Thursday, June 27, 2013
Wife Rule #164: Appreciate Leftovers
Leftovers
Looks like leftovers are the menu again
Even though I vowed it would never so be.
When we were first married, when we first began
I hoped only to serve you the best of me.
But years have passed, and things have come
That complicate what once was simple bliss.
Pining for more, we added first one,
Then two, three, and four, then five, then six.
Now we live among whirlwinds that give us a mess;
Stuff clutters our floors, our rooms, and our days.
It’s mostly good stuff: but like all excess
Even good things sometimes can quench the sun’s rays.
Is the simple life found in lessons, in teams?
In recitals and concerts, in seeing them grow?
In a calendar stuffed full and bursting at seams?

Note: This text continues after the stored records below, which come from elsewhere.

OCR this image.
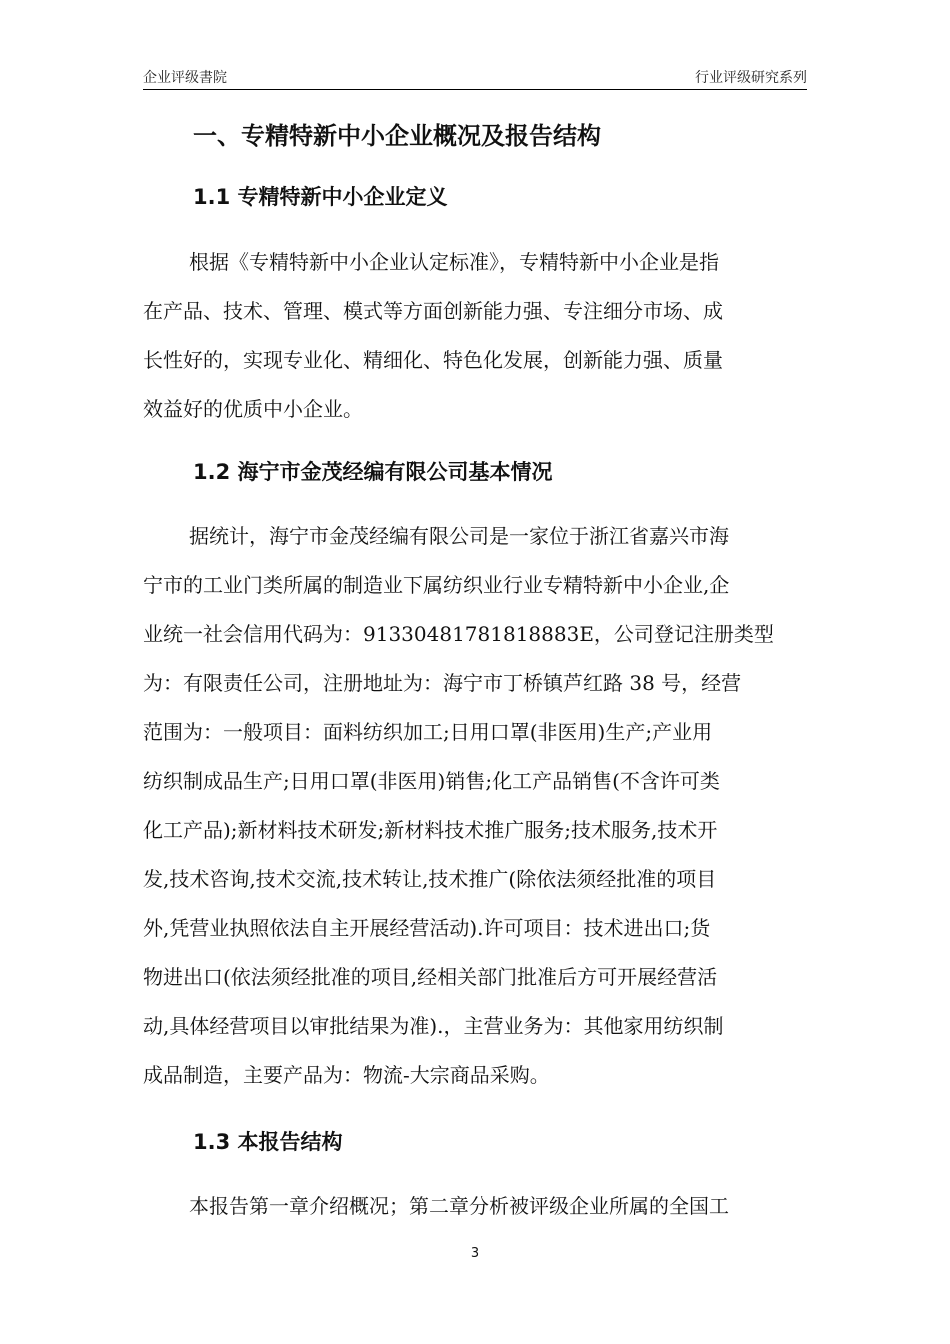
企业评级書院	行业评级研究系列
一、专精特新中小企业概况及报告结构
1.1 专精特新中小企业定义
根据《专精特新中小企业认定标准》，专精特新中小企业是指
在产品、技术、管理、模式等方面创新能力强、专注细分市场、成
长性好的，实现专业化、精细化、特色化发展，创新能力强、质量
效益好的优质中小企业。
1.2 海宁市金茂经编有限公司基本情况
据统计，海宁市金茂经编有限公司是一家位于浙江省嘉兴市海
宁市的工业门类所属的制造业下属纺织业行业专精特新中小企业,企
业统一社会信用代码为：91330481781818883E，公司登记注册类型
为：有限责任公司，注册地址为：海宁市丁桥镇芦红路 38 号，经营
范围为：一般项目：面料纺织加工;日用口罩(非医用)生产;产业用
纺织制成品生产;日用口罩(非医用)销售;化工产品销售(不含许可类
化工产品);新材料技术研发;新材料技术推广服务;技术服务,技术开
发,技术咨询,技术交流,技术转让,技术推广(除依法须经批准的项目
外,凭营业执照依法自主开展经营活动).许可项目：技术进出口;货
物进出口(依法须经批准的项目,经相关部门批准后方可开展经营活
动,具体经营项目以审批结果为准).，主营业务为：其他家用纺织制
成品制造，主要产品为：物流-大宗商品采购。
1.3 本报告结构
本报告第一章介绍概况；第二章分析被评级企业所属的全国工
3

In careers, volunteering, and serving them? No!
Not simple; but life--even if barely so.
To help us keep balance we cherish our dates;
We talk late at night; and we plow and we hoe
Side by side if we can; we’re still perfect mates.
And leftovers seem to be all that is left
So often when darkness has stolen the day
And we find ourselves breathless, collapsed and bereft,
In a heap on the bed, barely able to lay,
And you look at me, tired, but with a soft smile
And you whisper sweet words and a few “I love you’s”
And I reach out for you, while you reach for a pen
To add something to tomorrow’s unending TODO’s.
So we get leftovers: You get leftover me.
I get leftover you. But one thing is still sure.
Amidst all we give, where the well runs most deep,
New water flows in; we give, yet we get more:
For in serving the Master who truly gave all,
He gives us this promise: “Thy gold I’ll refine.
And when all the dirt, and the dross, and the gall
Are burned up and away, the leftovers are mine.”
So we’ll work, and we’ll serve, and we’ll grow closer yet,
Handing Him all we have: run the race, delay rest;
And when wrinkles and wheezing seem all that we get
We'll look forward to leftovers--He'll give back the best!